Published Tax IDs: Problem

CK - Washington.   Proof that the publication requirements for web site owners in Germany can do real harm: Heise.de reports on the potential for abuse of tax IDs and unauthorized access to the tax filing system. Mischievous parties can easily use tax ID numbers which are required to be published under Impressum* laws on the Internet and the federal tax code on invoices. They can access the federal tax filing and reporting system with those numbers and file declarations for others. Such declarations would enter the tax administration system and result in unrealistic, and potentially ruinous, tax bills. Combined with the new rule requiring electronic estimates and return beginning early in 2005, a major headache may be in the offing.

From an American perspective, the tax ID disclosure requirements seem irreconcilable with the European principles on privacy and the protection of data.

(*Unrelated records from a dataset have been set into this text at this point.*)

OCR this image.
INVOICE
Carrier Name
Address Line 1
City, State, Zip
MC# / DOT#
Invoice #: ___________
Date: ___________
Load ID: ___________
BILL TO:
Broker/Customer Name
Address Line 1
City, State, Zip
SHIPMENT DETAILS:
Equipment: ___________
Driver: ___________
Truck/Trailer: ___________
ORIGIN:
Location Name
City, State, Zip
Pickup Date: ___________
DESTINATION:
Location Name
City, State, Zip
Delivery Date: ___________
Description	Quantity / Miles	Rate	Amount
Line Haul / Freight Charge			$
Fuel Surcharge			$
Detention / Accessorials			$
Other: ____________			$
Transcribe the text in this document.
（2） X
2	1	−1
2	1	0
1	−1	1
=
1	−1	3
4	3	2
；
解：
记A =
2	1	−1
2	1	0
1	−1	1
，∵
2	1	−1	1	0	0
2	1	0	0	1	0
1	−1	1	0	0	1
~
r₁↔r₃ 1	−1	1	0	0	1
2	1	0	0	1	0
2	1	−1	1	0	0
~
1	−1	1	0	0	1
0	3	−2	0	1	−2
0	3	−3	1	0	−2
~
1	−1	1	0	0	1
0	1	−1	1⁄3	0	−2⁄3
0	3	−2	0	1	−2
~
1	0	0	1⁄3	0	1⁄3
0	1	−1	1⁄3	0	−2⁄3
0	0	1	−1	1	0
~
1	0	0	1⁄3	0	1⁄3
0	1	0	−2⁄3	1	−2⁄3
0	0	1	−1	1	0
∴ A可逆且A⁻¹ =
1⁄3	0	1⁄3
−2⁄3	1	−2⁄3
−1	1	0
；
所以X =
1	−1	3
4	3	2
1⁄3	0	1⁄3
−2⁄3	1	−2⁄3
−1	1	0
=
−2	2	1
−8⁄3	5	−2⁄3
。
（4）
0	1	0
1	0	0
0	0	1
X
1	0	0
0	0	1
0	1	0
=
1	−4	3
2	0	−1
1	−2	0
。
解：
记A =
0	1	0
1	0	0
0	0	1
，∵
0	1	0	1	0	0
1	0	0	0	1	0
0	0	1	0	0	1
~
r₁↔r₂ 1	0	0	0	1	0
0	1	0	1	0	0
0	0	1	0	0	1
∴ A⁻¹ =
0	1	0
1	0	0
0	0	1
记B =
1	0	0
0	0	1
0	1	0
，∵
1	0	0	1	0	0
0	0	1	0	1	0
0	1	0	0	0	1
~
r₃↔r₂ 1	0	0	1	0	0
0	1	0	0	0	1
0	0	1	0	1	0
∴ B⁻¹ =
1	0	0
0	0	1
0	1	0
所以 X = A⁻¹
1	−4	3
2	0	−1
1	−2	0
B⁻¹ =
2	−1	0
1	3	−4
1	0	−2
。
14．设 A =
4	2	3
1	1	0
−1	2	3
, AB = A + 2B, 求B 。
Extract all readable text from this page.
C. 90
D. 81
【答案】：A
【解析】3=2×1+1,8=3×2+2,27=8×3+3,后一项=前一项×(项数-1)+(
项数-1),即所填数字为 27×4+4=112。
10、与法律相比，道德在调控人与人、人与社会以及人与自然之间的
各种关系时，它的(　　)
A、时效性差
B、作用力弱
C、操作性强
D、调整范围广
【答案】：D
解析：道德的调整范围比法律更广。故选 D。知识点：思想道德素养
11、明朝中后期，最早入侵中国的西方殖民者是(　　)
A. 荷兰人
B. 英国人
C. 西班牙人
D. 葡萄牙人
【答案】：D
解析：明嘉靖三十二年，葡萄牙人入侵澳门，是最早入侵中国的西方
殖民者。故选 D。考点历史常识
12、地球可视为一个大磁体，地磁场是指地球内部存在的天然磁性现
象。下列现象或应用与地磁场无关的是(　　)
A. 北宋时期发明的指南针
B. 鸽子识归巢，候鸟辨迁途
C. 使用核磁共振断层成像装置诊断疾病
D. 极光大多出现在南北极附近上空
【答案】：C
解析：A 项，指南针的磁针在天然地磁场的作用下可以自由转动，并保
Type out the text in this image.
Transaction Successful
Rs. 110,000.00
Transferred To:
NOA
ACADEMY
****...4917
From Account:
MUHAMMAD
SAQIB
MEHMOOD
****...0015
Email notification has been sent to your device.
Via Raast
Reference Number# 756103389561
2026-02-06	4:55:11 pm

By requiring such disclosures, government may be biting the hand that feeds it.

* Impressum is the short, unofficial name for the identification of content providers on the Internet and in other media. While non-Internet media had been subject to this requirement for some time, the extension of this anti-privacy rule to the Internet is of more recent origin. Austria has similar rules. Such rules would violate the American ordre public which considers anonymity sacrosanct ever since the Federalist discussions, see Jonathan Wallace, Nameless in Cyberspace: Anonymity on the Internet. American courts invalidate laws that attempt to outlaw the anonymous exercize of free speech.